Here’s a link to the book’s cover if you’d like to try it yourself: http://www.movingbrands.com/wp-content/uploads/2009/09/MB_LivingIdentityCover.pdf
Jointly developed with the high-end graphics software company, Renderheads, the book’s cover is also used to browse and scroll the dynamic content. Rotating the cover selects between Moving Brands’ Flickr, blog, Vimeo and Twitter feeds. Moving the book to the far left or right of your computer screen scrolls backwards or forwards through whichever feed you are viewing. You can also “knock” the book left or right to navigate through the feeds.
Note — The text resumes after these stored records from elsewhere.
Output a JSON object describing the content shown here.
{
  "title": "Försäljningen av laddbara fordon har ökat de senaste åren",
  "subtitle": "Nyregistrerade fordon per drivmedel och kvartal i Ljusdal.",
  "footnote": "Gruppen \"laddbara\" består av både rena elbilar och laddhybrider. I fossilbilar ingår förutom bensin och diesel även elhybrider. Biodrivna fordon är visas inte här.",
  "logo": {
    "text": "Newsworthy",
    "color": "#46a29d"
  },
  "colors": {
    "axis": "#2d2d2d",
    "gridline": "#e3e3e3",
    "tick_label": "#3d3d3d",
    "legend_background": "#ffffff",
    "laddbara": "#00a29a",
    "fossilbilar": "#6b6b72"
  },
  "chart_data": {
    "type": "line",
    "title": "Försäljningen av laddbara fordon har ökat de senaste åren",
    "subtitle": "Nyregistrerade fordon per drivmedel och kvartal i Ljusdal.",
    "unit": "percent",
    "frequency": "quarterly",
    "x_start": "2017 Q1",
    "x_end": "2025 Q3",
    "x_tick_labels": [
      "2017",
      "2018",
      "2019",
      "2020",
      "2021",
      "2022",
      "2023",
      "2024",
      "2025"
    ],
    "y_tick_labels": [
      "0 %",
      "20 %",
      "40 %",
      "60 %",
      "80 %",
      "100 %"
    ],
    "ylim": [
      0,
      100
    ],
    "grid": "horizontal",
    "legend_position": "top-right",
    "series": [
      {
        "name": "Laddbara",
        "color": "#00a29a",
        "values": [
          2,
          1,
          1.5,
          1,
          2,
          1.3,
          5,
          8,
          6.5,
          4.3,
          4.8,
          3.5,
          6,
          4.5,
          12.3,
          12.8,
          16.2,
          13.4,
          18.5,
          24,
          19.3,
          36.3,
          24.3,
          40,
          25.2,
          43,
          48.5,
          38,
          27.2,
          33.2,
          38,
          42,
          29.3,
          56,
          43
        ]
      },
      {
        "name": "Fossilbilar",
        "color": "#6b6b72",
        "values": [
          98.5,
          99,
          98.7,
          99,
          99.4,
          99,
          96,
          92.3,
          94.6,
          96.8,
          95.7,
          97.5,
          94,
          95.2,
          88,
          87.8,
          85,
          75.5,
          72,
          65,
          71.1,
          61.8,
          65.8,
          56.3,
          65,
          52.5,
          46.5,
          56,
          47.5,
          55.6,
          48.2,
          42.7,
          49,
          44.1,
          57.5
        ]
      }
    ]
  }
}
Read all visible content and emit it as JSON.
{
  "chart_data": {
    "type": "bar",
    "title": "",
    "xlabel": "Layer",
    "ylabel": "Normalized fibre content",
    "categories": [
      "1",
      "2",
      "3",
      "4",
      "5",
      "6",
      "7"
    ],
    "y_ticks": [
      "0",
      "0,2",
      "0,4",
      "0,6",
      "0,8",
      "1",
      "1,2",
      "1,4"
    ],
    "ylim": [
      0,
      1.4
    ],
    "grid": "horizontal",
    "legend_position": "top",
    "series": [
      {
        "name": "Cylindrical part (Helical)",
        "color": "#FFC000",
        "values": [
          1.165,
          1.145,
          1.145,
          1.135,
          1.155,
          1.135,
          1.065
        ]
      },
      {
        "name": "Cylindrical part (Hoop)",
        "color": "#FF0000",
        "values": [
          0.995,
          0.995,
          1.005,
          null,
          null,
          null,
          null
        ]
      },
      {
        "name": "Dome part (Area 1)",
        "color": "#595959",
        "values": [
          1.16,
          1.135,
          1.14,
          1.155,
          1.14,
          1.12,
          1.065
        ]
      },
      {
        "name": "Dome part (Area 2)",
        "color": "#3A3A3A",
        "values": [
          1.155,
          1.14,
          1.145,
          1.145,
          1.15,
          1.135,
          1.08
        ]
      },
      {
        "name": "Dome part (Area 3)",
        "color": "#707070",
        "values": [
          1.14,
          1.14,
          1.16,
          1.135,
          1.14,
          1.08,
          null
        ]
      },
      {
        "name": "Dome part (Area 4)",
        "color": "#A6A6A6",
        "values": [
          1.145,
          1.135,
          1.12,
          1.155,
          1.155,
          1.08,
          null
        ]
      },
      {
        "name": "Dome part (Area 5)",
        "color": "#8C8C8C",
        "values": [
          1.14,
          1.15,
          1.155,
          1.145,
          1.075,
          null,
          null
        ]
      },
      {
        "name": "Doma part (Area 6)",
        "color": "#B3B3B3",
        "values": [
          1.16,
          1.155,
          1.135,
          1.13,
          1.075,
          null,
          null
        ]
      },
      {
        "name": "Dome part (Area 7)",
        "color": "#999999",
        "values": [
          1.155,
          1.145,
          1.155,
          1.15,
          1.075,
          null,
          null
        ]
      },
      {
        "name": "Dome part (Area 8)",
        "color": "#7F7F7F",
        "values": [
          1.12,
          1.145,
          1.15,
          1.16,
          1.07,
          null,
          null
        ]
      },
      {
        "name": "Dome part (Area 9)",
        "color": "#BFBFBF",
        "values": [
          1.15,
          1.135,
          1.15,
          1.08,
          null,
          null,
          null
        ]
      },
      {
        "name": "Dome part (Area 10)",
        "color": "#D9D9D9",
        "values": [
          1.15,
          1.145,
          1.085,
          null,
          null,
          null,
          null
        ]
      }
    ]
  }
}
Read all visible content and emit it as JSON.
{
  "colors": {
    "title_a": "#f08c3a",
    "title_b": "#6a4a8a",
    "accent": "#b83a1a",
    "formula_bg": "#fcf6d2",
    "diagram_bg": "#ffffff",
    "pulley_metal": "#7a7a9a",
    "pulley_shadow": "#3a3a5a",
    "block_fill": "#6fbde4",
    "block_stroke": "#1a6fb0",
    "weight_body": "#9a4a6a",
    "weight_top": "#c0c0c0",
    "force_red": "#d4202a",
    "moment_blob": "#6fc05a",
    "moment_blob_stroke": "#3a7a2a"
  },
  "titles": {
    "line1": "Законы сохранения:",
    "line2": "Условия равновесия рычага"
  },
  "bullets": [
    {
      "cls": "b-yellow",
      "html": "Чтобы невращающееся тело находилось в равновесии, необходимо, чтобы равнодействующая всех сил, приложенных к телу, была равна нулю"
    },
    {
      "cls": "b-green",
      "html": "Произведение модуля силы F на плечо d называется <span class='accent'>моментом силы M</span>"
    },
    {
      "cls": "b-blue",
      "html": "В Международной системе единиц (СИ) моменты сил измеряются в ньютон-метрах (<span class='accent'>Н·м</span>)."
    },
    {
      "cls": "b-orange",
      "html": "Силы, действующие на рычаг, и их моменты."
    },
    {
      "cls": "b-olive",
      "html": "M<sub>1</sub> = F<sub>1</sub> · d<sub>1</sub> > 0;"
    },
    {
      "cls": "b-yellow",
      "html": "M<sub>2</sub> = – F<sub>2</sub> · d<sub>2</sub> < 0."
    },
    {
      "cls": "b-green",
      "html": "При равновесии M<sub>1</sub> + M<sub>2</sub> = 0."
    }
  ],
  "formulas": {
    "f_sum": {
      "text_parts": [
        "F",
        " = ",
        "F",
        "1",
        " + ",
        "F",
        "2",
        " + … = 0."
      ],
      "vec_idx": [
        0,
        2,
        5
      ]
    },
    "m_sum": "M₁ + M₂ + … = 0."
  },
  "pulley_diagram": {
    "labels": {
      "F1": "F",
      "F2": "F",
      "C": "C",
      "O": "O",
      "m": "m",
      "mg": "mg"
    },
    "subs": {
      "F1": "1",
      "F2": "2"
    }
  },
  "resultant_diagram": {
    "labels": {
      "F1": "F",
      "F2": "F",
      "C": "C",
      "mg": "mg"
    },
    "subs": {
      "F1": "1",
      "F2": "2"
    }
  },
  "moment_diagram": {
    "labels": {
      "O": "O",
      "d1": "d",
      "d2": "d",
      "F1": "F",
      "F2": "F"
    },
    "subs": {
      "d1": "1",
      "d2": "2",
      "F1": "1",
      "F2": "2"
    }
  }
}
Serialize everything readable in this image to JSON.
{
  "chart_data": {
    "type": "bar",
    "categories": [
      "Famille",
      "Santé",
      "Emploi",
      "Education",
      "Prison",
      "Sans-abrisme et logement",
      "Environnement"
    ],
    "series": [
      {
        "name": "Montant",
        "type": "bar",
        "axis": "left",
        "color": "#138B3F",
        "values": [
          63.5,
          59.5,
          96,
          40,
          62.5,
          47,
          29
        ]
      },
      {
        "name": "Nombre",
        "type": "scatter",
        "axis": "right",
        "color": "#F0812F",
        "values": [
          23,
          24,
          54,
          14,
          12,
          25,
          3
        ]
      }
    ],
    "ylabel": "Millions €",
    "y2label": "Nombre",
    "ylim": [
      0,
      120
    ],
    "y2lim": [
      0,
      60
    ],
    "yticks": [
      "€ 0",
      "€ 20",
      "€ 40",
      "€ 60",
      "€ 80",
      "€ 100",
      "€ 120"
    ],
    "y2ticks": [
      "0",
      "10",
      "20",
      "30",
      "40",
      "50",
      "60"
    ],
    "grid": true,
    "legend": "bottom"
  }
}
You can scroll long sections of text by tilting the book backwards or forwards.
Recognizing that print-based media is out of date by the time it is published, Moving Brands and Renderheads have created a low-cost (dare I say “no cost” if you already have a web cam on your computer) augmented reality overlay that keeps readers up-to-date, in Twitter time.
Living Identity is nothing less than a manifesto that calls for a fresh understanding of the role of brands in a moving world.
This is very much in keeping with the fluid interfaces work of Pattie Maes at MIT’s Media Lab (see the recent h+ interview with Pattie, “SixthSense” and the Magic of Fluid Interfaces: An Interview with Pattie Maes of MIT Media Lab in Resources in Resources). Pattie’s “SixSense” technology –- a form of wearable Internet with a web cam, pocket projector, and mirror –- uses simple off-the-shelf, low-cost components, and a clever design. It brings the digital world into the physical one and lets us humans use natural hand motions to interact with information.
The Augmented Reality (AR) marketplace is only starting to move out of academia and into the mainstream –- and not surprisingly it’s happening through the marketing genius of Steve Jobs and the growing library of innovative applications such as Layar, Wikitude, junaio, and acrossair on Apple’s iPhone. (See the h+ article Overlaying Reality with Your Cell Phone.)
While there have been multiple attempts to bring AR to consumers in the past, this is the first year that consumer products have been successfully introduced. It’s telling that the recent International Symposium on Mixed and Augmented Reality (ISMAR 2009) featured mobile AR. Christine Perey, an ISMAR 2009 organizer, estimates Mobile AR revenue in 2009 will hit the $10 million mark. From near $0 to $10 million in a year – this is clearly a market to watch.
The best student paper award at ISMAR 2009 went to a team led by Nate Hagbi and Oriel Bergig from the Visual Media Lab at Ben Gurion University. Their work is transforming the AR world through in-place 3D sketching. With 3D sketching, you can sketch mechanical experiments and watch them simulated in 3D:
They also have an application that recognizes shapes and renders them in 3D (reportedly soon to be available on the iPhone):
Minority Report portrayed a world of AR fluid interfaces controlled by gestures on walls that purvey advertisements that scan you as you walk by and then directly advertise products that you might want, visually and audibly. This seems like a fairly realistic future scenario. From living books to 3D shape rendering, AR is rapidly maturing with innovative, low-cost applications.